Natale a “luci spente” per rispetto dei martiri delle proteste

Niente decorazioni e alberi natalizi, né concerti e serate conviviali e soprattutto nessun ricevimento per lo scambio di auguri: sarà un Natale di assoluta sobrietà quello che la comunità caldea in Iraq si appresta a vivere. È quanto si apprende da un annuncio diffuso dal Patriarcato caldeo, ripreso dal Sir, riguardante le prossime festività natalizie.

Martiri civili

“Per rispetto dei martiri e dei feriti, civili e militari, delle manifestazioni antigovernative, e come dimostrazione di solidarietà per le loro famiglie – si legge nel testo – le chiese e le piazze non saranno decorate da alberi di Natale, non si svolgeranno concerti e serate conviviali e il Patriarca Louis Raphaël I Sako non riceverà nessuno per gli auguri di rito”. Il patriarcato “conferma le preghiere per le anime delle vittime, per la pronta guarigione dei feriti, per il veloce ritorno alla vita normale e per lo sviluppo del Paese che includa quello di tutte le sue componenti e che sia basato sui valori del rispetto, dell’uguaglianza, della cittadinanza e del diritto ad una vita dignitosa”. Il patriarcato chiede “donazioni per gli orfanotrofi e per gli ospedali, perché vengano acquistate medicine per la cura dei feriti”. L’appello si conclude con “l’invocazione a Dio perché salvi l’Iraq ed il suo popolo”. Papa Francesco, domenica nel dopo Angelus, aveva invocato “pace e concordia” per l’Iraq affermando di avere “appreso con dolore che le manifestazioni di protesta dei giorni scorsi” avevano “ricevuto una dura reazione, che ha causato decine di vittime”. Le rivolte popolari, iniziate il primo ottobre scorso, hanno causato almeno 420 morti e oltre 17mila feriti, e il Paese vive ora una grave crisi politica.

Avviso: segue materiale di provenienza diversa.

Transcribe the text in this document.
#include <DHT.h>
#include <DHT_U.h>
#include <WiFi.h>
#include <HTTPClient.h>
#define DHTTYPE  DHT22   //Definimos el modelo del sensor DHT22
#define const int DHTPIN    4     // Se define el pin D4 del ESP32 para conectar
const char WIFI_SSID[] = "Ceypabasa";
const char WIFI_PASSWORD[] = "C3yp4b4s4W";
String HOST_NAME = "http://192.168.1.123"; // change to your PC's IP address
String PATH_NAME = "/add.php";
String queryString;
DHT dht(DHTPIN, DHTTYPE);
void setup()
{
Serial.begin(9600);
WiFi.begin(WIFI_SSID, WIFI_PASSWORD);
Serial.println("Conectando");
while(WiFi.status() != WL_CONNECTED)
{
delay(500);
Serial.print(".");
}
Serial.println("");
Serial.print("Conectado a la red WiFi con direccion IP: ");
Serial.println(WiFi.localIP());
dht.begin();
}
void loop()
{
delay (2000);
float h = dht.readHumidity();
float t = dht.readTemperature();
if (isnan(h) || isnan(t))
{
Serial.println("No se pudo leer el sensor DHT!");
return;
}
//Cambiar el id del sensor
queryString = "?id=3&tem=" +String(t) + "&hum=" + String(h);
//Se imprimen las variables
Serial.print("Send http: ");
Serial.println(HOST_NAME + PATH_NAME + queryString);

Domenica 1° dicembre il Parlamento ha accettato le dimissioni del governo guidato dal premier Adel Abdel Mahdi, che sperava così di calmare la rabbia delle piazze, ma violenti scontri tra polizia e dimostranti sono continuati da Baghdad ai maggiori centri urbani del Sud, come Nassiriya, Najaf, Kerbala, Kut e Bassora. I manifestanti considerano infatti tardiva e insufficiente la caduta del governo e chiedono le dimissioni dell’intera classe politica irachena.